First published in 1973, GRINNY is a forgotten favourite, brought back to life by Hot Key Books and introduced by Children’s Laureate Malorie Blackman. A classic sci-fi story filled with suspense, danger and adventure, this is a special bind up-edition including both the original story, and the powerful sequel that continues Tim and Beth’s encounter with Grinny in YOU REMEMBER ME! Grinny is a character whose sinister malevolence will continue to terrify readers, both old and new.
Malorie Blackman says in her foreword: ‘Science fiction stories like these from Nicholas Fisk present us with a thrilling, compelling view of the possible. And like all good stories, whatever the genre, they provide life lessons such as believing in yourself, even when everyone else around you is telling you otherwise. Enjoy!’

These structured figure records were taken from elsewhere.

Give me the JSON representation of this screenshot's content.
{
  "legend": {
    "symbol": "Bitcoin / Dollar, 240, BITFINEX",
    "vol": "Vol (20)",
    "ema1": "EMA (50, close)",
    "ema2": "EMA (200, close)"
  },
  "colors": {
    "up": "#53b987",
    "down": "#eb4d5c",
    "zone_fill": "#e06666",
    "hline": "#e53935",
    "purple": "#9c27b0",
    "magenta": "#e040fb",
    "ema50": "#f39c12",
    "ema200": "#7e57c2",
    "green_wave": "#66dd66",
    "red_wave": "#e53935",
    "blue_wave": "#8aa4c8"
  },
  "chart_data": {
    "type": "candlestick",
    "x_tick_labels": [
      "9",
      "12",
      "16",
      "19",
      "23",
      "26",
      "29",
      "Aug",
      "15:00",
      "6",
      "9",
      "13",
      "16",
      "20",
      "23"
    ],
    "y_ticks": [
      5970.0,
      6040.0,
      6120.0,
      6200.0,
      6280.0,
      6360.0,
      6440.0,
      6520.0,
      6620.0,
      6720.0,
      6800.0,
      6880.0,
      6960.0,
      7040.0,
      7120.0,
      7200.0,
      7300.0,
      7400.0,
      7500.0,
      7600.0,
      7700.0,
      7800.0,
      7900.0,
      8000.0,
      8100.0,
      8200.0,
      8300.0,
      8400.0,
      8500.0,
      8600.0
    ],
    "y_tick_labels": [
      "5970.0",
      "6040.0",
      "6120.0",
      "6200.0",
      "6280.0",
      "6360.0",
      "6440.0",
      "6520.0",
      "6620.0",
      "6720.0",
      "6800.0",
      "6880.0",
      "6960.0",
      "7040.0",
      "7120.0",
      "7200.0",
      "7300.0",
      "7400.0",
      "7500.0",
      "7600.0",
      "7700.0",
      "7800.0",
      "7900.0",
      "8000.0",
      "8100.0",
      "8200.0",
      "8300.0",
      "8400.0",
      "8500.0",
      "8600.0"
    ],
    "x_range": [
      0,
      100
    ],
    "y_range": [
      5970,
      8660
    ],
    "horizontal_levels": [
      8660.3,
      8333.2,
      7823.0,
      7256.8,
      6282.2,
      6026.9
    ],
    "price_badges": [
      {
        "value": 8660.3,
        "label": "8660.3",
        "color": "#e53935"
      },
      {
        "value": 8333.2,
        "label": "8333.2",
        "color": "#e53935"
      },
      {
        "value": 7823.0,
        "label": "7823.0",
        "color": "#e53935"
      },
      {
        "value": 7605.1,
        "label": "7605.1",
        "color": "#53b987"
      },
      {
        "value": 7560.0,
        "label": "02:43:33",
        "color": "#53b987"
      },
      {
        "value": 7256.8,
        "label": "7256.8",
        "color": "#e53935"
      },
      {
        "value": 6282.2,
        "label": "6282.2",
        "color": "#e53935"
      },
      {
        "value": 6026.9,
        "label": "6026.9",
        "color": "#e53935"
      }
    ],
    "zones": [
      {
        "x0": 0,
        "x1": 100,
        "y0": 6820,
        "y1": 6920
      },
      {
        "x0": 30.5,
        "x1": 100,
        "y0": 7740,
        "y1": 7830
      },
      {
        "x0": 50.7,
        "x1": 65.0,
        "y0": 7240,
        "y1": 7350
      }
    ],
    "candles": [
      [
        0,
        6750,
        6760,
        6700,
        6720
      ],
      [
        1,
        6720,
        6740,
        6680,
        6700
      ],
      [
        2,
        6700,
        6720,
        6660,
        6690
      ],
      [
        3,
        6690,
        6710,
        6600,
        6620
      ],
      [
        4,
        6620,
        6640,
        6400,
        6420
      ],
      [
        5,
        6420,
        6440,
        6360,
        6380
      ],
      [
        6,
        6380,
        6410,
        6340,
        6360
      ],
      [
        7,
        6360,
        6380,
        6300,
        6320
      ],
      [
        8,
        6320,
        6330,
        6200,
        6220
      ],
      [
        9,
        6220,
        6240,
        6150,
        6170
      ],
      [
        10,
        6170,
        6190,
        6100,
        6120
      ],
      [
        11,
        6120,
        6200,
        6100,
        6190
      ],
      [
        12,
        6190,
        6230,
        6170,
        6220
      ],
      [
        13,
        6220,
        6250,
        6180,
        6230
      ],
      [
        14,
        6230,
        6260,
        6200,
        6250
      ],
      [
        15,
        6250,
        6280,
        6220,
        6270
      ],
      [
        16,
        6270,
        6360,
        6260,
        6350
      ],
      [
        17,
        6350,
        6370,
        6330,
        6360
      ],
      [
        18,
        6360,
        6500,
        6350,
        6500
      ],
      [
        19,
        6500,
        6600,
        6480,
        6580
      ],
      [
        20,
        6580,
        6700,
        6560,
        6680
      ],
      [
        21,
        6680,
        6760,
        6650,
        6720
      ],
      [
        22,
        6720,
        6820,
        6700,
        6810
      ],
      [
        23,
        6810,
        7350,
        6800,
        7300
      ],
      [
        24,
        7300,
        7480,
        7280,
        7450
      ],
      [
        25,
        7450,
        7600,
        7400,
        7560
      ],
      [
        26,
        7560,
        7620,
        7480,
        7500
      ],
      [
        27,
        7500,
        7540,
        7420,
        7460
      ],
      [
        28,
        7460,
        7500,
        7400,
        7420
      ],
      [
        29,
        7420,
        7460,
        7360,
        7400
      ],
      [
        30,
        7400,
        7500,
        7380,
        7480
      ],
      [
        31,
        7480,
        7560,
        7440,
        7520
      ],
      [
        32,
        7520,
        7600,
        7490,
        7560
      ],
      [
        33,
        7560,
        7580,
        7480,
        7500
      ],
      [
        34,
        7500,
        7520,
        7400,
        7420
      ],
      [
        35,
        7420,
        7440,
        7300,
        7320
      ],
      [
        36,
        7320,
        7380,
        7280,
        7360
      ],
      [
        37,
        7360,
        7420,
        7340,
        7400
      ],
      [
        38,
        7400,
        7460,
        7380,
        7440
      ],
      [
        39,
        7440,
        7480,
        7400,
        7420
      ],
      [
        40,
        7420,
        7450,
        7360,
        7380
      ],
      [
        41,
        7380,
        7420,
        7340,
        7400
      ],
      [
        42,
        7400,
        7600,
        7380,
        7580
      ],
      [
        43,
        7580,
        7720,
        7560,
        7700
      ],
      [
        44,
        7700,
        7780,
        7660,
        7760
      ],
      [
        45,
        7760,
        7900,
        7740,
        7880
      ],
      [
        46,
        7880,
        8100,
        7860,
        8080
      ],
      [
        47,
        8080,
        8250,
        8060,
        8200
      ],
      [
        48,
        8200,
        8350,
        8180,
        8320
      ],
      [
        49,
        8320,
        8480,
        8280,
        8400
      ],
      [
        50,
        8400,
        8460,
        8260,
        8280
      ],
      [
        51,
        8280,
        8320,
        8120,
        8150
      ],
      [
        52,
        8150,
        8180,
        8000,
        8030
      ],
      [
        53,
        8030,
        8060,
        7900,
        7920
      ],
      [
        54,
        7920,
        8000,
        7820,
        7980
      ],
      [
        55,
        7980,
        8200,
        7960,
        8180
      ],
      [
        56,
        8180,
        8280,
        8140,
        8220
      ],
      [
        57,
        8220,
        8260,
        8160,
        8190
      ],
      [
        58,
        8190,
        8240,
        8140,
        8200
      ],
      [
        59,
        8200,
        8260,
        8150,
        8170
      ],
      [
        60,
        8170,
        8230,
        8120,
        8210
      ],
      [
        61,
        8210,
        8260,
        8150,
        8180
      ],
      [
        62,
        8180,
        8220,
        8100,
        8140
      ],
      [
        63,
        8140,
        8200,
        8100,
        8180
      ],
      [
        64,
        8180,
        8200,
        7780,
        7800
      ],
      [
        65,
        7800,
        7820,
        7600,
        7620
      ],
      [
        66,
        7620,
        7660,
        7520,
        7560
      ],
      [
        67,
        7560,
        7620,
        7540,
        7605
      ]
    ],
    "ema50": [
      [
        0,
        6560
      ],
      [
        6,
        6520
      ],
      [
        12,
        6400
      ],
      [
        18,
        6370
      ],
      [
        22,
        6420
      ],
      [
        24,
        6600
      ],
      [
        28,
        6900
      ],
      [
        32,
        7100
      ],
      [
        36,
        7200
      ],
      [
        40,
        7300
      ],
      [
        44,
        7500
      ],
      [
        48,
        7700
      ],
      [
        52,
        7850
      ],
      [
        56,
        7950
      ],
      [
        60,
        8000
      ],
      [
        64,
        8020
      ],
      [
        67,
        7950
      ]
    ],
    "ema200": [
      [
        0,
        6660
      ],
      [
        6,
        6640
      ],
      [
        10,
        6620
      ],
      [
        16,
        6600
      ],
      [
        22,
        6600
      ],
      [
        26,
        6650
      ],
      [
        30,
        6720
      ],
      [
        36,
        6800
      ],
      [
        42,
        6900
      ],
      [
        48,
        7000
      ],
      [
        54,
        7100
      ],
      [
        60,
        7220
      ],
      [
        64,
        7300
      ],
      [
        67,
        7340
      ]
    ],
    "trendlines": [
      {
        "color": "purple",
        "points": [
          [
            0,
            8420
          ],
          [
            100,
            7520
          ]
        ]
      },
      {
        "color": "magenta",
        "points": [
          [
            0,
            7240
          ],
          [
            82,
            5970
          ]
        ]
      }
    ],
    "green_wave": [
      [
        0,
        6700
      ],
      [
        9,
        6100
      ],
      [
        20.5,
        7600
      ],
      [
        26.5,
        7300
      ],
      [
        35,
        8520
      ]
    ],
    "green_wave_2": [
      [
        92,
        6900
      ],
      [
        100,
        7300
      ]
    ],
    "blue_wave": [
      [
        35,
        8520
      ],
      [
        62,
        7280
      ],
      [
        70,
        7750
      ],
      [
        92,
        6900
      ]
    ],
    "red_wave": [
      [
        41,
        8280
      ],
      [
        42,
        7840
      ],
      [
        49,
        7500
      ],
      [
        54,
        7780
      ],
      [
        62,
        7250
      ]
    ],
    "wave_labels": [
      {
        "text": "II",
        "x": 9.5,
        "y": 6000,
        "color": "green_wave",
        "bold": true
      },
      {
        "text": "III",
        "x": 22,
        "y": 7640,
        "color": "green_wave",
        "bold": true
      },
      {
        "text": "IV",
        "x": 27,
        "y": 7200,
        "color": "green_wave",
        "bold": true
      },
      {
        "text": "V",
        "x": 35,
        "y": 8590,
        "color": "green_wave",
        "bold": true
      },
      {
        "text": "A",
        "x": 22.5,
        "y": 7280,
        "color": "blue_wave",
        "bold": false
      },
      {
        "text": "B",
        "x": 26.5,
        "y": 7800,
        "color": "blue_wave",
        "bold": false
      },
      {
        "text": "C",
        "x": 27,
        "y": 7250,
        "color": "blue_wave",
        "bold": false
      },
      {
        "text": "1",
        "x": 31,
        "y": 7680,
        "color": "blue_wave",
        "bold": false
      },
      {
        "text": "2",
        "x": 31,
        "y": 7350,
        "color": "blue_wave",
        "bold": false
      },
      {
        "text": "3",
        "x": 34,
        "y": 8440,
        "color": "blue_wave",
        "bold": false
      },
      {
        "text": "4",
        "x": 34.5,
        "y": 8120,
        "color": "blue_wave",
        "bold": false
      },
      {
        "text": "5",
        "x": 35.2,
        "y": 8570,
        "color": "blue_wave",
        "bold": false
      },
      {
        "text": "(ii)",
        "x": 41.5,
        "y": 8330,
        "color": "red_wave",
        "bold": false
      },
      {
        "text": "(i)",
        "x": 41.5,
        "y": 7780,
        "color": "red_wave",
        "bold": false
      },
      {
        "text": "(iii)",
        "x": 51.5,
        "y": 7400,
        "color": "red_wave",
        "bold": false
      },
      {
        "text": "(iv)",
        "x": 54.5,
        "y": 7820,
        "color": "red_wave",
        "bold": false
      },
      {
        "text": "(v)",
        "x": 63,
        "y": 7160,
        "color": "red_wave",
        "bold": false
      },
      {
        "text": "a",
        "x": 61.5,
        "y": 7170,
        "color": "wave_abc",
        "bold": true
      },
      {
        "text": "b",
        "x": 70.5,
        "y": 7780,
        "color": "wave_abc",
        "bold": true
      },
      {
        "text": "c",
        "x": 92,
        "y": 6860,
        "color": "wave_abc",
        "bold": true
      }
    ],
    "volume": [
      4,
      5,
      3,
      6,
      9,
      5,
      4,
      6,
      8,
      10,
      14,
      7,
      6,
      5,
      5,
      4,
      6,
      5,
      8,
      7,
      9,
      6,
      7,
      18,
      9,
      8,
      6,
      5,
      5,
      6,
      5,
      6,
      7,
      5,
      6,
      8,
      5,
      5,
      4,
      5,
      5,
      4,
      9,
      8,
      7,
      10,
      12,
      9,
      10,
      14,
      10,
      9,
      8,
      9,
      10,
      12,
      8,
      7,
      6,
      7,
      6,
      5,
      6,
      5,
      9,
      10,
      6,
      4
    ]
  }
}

GRINNY is the first of a series of ‘Forgotten Favourites’ (favourite books out of copyright) published by Hot Key Books, followed by FIREWEED by Jill Paton Walsh, an exploration of two teens’ experience of the Blitz that was first published in 1970 and winner of the Book World Festival Award and a beautiful hard-back illustrated edition of MARY-MARY by Joan G Robinson first published in 1957 will be re-published in November.
Hot Key Books is looking for further suggestions of children’s and YA ‘forgotten favourites’ that are currently out of copyright to add to their list. Tweet @HotKeyBooks #forgottefave, or email suggestions to firstname.lastname@example.org with the subject line ‘Forgotten Fave’.
Nicholas Fisk was born in London in 1923. Before becoming a full-time author, Nicholas served in the Royal Air Force during World War II, then found work initially as an actor, cartoonist, and jazz musician before becoming an advertising copywriter, illustrator, photographer and writer. He has written more than fifty books, most of which are Science Fiction for older children. Nicholas’ book MONSTER MAKER was made into a TV film for The Jim Henson Hour in 1989. Nicholas’ starting point for a story is an IF… IF we had a domestic robot, IF we could talk to animals, IF we could move back and forth in time. On such premises he places people – recognisable people living ordinary lives – until the IF explodes. Nicholas retired as an author in 1998 and lives in Hertfordshire.